0

I am trying to build an API that uses a Pytorch model. However, as soon as I increase WEB_CONCURRENCY to something above 1, it creates substantially more threads than expected and slows down by a lot, even when sending a single request.

Example code:

api.sh

export WEB_CONCURRENCY=2

python api.py

api.py

from starlette.applications import Starlette
from starlette.responses import UJSONResponse
from starlette.middleware.gzip import GZipMiddleware
from mymodel import Model


model = Model()
app = Starlette(debug=False)
app.add_middleware(GZipMiddleware, minimum_size=1000)    


@app.route('/process', methods=['GET', 'POST', 'HEAD'])
async def add_styles(request):
    if request.method == 'GET':
        params = request.query_params
    elif request.method == 'POST':
        params = await request.json()
    elif request.method == 'HEAD':
        return UJSONResponse([], headers=response_header)

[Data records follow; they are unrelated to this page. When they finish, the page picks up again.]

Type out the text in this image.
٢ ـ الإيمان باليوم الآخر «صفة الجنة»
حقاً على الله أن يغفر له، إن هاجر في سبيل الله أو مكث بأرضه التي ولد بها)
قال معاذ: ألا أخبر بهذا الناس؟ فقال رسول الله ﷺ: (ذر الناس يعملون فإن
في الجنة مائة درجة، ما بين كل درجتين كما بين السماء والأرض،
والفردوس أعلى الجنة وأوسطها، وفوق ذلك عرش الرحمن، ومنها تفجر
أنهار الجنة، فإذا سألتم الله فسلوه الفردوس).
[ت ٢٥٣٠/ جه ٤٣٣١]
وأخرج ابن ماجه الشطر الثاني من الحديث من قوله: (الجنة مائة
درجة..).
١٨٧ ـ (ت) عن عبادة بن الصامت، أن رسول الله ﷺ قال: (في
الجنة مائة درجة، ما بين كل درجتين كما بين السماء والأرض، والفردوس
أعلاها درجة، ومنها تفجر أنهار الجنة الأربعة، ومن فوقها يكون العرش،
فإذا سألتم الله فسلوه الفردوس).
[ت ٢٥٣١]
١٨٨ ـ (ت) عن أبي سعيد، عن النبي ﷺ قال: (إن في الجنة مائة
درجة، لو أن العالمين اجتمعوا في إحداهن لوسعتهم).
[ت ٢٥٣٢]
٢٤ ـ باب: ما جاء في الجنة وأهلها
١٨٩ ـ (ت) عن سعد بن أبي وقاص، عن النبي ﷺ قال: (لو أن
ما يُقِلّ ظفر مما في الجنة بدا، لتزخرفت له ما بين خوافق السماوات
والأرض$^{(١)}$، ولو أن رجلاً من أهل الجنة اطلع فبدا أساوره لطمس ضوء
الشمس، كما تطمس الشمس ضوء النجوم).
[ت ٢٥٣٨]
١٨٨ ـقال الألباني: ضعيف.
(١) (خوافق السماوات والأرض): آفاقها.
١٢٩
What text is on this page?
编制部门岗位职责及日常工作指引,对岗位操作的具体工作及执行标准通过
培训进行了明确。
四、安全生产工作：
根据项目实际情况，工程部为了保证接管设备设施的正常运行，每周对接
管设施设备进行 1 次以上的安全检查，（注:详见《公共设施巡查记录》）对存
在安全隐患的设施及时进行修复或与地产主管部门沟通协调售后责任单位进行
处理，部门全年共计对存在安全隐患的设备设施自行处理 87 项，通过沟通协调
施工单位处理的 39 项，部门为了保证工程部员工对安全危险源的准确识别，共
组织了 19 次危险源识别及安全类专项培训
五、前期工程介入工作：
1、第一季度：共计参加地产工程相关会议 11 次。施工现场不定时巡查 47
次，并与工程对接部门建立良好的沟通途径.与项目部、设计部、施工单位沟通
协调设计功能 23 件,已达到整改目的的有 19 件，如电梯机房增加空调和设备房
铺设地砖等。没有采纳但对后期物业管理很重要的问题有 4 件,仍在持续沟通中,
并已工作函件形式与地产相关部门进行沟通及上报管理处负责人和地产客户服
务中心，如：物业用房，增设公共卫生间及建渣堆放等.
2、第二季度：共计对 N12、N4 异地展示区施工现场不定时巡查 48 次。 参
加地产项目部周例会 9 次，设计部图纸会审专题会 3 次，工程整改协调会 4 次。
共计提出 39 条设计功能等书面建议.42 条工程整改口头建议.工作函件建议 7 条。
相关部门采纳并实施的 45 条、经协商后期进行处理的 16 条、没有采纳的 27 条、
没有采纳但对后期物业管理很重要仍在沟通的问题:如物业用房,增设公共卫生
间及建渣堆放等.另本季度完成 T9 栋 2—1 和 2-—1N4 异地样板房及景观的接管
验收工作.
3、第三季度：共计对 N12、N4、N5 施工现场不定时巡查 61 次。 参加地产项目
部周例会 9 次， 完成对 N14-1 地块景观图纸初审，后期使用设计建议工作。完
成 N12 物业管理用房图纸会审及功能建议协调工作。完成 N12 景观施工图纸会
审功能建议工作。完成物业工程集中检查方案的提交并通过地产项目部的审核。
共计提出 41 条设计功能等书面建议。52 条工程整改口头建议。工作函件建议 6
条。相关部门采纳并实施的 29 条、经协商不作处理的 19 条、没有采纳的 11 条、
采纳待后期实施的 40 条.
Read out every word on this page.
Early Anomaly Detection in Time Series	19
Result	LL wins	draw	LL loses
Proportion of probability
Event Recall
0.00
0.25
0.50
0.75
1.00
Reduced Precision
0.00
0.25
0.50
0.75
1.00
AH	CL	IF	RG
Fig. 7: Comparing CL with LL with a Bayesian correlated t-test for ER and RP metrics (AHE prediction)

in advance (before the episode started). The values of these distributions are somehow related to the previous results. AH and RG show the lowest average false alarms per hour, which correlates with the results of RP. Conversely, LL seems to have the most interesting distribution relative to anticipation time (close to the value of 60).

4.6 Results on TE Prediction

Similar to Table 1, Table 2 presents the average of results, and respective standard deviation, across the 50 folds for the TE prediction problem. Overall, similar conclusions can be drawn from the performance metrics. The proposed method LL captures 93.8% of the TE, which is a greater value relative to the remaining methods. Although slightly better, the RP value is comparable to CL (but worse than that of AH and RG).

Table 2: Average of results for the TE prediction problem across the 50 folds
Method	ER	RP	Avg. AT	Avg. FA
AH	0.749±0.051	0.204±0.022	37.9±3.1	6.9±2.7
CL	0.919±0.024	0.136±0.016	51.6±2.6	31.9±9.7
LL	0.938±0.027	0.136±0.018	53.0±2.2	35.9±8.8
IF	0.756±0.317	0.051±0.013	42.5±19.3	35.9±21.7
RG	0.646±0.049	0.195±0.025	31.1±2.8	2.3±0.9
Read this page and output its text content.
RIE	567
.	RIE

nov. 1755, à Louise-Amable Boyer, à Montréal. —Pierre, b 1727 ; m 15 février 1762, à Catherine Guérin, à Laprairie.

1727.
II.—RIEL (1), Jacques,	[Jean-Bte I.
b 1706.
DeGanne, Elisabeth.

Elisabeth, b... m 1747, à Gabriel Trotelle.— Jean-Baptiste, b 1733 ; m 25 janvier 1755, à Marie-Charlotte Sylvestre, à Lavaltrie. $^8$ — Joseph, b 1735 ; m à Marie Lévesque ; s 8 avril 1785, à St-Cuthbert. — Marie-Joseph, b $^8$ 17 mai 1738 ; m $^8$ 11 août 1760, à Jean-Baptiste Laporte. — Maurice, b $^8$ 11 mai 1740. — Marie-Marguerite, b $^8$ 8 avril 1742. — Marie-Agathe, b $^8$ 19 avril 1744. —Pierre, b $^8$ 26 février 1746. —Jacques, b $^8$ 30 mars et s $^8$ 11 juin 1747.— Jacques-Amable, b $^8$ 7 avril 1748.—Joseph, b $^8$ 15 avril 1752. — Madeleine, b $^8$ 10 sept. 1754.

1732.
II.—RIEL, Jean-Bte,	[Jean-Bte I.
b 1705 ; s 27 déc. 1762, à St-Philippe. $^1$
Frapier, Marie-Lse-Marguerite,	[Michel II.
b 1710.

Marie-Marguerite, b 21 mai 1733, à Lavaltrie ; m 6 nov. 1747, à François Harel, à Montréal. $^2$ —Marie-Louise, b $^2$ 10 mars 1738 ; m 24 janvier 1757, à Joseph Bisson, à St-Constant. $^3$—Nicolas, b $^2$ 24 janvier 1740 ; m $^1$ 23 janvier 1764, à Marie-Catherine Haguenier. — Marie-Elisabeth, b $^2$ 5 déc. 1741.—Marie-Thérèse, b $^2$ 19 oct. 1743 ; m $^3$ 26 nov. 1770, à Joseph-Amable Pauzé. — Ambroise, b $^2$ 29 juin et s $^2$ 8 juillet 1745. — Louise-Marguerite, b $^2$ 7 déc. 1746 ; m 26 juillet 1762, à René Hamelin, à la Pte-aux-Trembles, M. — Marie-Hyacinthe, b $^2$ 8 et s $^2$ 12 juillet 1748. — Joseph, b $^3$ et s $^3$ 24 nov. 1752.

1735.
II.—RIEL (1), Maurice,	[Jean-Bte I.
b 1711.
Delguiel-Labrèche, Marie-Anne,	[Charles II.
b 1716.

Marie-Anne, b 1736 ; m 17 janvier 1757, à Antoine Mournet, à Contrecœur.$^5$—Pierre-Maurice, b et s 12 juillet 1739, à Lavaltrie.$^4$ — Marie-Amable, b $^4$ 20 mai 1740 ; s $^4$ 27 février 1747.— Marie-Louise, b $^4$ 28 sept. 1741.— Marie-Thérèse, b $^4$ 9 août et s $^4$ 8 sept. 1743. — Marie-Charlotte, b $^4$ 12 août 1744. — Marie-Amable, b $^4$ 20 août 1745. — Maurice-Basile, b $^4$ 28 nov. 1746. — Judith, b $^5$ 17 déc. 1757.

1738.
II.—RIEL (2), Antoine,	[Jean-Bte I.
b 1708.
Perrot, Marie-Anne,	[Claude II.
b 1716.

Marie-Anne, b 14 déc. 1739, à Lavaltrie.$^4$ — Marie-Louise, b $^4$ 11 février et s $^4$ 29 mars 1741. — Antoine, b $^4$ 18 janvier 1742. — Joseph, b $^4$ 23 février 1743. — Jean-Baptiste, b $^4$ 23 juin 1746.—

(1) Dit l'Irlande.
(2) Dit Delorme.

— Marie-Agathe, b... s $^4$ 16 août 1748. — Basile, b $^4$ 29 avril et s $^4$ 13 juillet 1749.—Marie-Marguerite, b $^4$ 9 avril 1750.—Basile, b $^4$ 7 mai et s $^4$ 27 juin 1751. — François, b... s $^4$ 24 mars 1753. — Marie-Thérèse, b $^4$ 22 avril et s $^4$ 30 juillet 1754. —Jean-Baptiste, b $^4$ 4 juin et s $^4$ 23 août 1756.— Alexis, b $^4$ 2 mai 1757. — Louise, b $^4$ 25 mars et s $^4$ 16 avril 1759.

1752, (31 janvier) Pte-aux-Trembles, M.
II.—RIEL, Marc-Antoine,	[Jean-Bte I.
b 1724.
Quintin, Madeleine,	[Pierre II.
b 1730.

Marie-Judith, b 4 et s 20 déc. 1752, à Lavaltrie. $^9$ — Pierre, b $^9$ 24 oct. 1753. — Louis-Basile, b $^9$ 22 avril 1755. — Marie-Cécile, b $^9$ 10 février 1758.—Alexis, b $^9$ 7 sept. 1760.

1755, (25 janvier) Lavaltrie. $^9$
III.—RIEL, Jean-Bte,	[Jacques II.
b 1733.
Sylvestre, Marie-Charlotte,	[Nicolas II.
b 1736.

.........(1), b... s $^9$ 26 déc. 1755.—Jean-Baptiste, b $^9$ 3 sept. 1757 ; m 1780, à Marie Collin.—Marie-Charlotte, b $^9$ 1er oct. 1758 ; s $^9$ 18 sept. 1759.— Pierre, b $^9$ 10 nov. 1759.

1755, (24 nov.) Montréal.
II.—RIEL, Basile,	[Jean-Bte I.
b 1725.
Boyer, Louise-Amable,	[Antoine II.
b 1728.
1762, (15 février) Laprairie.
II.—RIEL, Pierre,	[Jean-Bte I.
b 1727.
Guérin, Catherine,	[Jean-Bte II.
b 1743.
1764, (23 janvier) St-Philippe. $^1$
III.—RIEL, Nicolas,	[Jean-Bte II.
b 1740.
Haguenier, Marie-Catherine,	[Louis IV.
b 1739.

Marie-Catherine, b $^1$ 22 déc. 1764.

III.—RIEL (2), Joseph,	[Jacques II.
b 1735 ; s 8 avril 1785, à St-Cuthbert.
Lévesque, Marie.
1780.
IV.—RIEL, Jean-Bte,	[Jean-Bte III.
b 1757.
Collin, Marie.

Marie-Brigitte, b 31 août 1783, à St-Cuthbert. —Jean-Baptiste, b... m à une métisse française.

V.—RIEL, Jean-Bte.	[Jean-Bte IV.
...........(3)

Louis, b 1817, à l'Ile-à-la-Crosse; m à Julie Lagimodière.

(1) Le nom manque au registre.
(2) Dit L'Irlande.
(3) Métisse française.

    print('===Request body===')
    print(params)

    model_output = model(params.get('data', [])) # It is very simplified. Inside there are 
                                                 # many things that are happening, which 
                                                 # involve file reading/writing 
                                                 # and spawning processes with `popen` that 
                                                 # do even more processing. But I don't 
                                                 # think that should be an issue here.

    return model_output


if __name__ == '__main__':
    uvicorn.run('api:app', host='0.0.0.0', port=int(os.environ.get('PORT', 8080)))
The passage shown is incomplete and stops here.